Compartilhar e baixar livros de autores brasileiros através das redes sociais fere o princípio dos Direitos Autorais da Constituição e pode levar usuários à cadeia.
No mundo virtual da coquetelaria, não é novidade que bartenders se multiplicam pelos grupos de whatsapp, compartilhando causos da profissão, vagas de trabalho, contatos de freelas, alegrias, tristezas e dezenas de documentos e livros da área, históricos ou não.
Nesse domingo, as 9:11h, uma linda e ensolarada manhã despontava e lá estava um participante de um grupo de whatsapp compartilhando mais um pdf de livro de bar. Um hábito já tão comum que passa desapercebido muitas vezes por todos nós.
Quando prestei atenção na mensagem, o livro em questão era o conhecido Da Botica ao Boteco, primeiro livro da jornalista e mixologista Neli Pereira em parceria com a Companhia de Mesa, o selo de gastronomia da Companhia das Letras e uma obra essencial para quem deseja compreender as raízes do consumo etílico brasileiro.
Parei, respirei fundo e me peguei pensando em todas coisas que envolviam aquele simples pdf compartilhado.
Eu já declinei muitas vezes o convite de escrever um livro principalmente pela crença de que é inviável tornar o projeto minimamente lucrativo num cenário onde cada vez mais as pessoas consomem hard news e vídeos rasos e numa época onde a pirataria (vulgo compartilhamento de pdfs) é parte do cotidiano da profissão.

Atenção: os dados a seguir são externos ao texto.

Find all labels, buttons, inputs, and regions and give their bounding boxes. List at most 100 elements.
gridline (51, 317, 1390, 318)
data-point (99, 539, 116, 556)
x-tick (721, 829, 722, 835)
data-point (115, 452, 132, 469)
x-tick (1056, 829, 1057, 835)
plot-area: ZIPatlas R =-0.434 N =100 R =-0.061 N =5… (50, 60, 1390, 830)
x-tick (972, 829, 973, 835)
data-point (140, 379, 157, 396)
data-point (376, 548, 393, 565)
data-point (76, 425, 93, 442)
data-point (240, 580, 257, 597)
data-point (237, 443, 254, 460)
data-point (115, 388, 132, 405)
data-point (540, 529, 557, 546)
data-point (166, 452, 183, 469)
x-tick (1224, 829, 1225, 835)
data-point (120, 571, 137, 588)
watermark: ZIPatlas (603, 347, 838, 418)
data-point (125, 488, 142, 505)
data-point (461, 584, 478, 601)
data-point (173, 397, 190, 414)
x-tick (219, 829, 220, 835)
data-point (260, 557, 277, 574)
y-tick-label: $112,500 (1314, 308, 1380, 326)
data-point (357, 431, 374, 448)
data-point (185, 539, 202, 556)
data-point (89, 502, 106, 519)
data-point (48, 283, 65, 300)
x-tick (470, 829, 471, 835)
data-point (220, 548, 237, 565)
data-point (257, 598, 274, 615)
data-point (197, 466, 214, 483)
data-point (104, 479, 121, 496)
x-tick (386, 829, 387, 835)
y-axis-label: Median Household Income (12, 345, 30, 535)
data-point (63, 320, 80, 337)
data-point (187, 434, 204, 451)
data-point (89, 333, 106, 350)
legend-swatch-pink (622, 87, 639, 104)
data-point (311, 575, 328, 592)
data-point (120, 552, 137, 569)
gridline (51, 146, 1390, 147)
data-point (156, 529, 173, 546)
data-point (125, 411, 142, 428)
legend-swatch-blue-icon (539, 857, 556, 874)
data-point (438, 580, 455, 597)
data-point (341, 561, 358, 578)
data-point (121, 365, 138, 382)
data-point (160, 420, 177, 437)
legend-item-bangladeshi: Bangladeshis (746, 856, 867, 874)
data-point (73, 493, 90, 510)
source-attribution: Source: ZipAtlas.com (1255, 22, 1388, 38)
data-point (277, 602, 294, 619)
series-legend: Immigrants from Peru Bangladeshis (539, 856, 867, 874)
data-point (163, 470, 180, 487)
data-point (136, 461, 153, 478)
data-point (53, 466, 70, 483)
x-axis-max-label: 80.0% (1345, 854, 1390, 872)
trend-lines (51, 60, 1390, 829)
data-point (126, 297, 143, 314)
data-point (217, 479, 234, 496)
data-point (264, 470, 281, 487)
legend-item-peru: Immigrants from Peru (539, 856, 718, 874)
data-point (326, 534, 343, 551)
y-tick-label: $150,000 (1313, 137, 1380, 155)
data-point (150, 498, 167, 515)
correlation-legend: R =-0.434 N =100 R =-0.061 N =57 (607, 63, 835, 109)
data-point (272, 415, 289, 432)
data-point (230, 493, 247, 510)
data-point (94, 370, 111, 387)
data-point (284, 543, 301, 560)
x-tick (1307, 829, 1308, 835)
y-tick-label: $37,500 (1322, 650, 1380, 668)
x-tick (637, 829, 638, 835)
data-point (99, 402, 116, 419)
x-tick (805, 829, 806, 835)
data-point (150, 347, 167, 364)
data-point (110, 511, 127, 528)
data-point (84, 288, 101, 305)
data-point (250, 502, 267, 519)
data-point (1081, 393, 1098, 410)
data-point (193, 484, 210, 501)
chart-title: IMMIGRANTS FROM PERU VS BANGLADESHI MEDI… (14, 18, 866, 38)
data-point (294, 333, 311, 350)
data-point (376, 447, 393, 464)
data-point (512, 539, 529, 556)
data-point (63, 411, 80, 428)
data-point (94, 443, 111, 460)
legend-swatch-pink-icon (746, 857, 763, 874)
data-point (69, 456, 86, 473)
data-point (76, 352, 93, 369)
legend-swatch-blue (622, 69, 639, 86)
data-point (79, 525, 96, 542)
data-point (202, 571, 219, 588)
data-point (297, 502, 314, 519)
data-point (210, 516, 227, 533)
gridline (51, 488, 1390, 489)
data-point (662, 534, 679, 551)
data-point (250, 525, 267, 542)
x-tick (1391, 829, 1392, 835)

Eu sempre me pergunto. O que passa na cabeça da pessoa que resolve digitalizar página por página e divulgar nas redes?
No exercício da boa fé, quero acreditar que ela não compreende o dano que está fazendo. Mesmo que a intenção seja “compartilhar cultura”, publicar um livro completo em PDF no Instagram, WhatsApp, Facebook, Telegram ou qualquer outra plataforma sem autorização é considerado violação.
Será que a pessoa que postou o pdf tem conhecimento do alto investimento da editora no projeto? De cada profissional envolvido na produção da obra?
De todas as horas em pesquisas, custo de viagens para conhecer regiões e ingredientes locais assim como custo de viagem para divulgação do lançamento, compra de produtos para degustações que a autora se empenhou para construir linha por linha, página por página uma publicação inédita na literatura brasileira?
Qual é a nossa responsabilidade e participação no desenvolvimento da profissão, no apoio aos pesquisadores da nossa área, no engrandecimento dos projetos inovadores dentro da coquetelaria?
Apoiar a construção da nossa própria história se dá a partir do reconhecimento e respeito à autora da obra até o financiamento do projeto com o simples ato de comprar um livro para chamar de seu. E fica uma pergunta a ser respondida:“Mas, será que eu consigo pagar um livro desses?”
Quanto custa o livro?
R$ 40,00. E Evocê pode adquirir um exemplar dele agora neste link aqui.
Uma pesquisa inédita, num segmento carente de publicações nacionais custa algo como um ingresso no cinema, uma porção de frango à passarinho, um Negroni em um bar comum, um Big Mac, uma ida e volta de uber no seu bar favorito, um pedido de ifood.
Ou seja, não é um produto de luxo, restrito exclusivamente aos que detém poder aquisitivo ou fazem parte de uma lista seleta, é um produto popular. Qualquer um de nós possui meios financeiros para adquirir esta obra.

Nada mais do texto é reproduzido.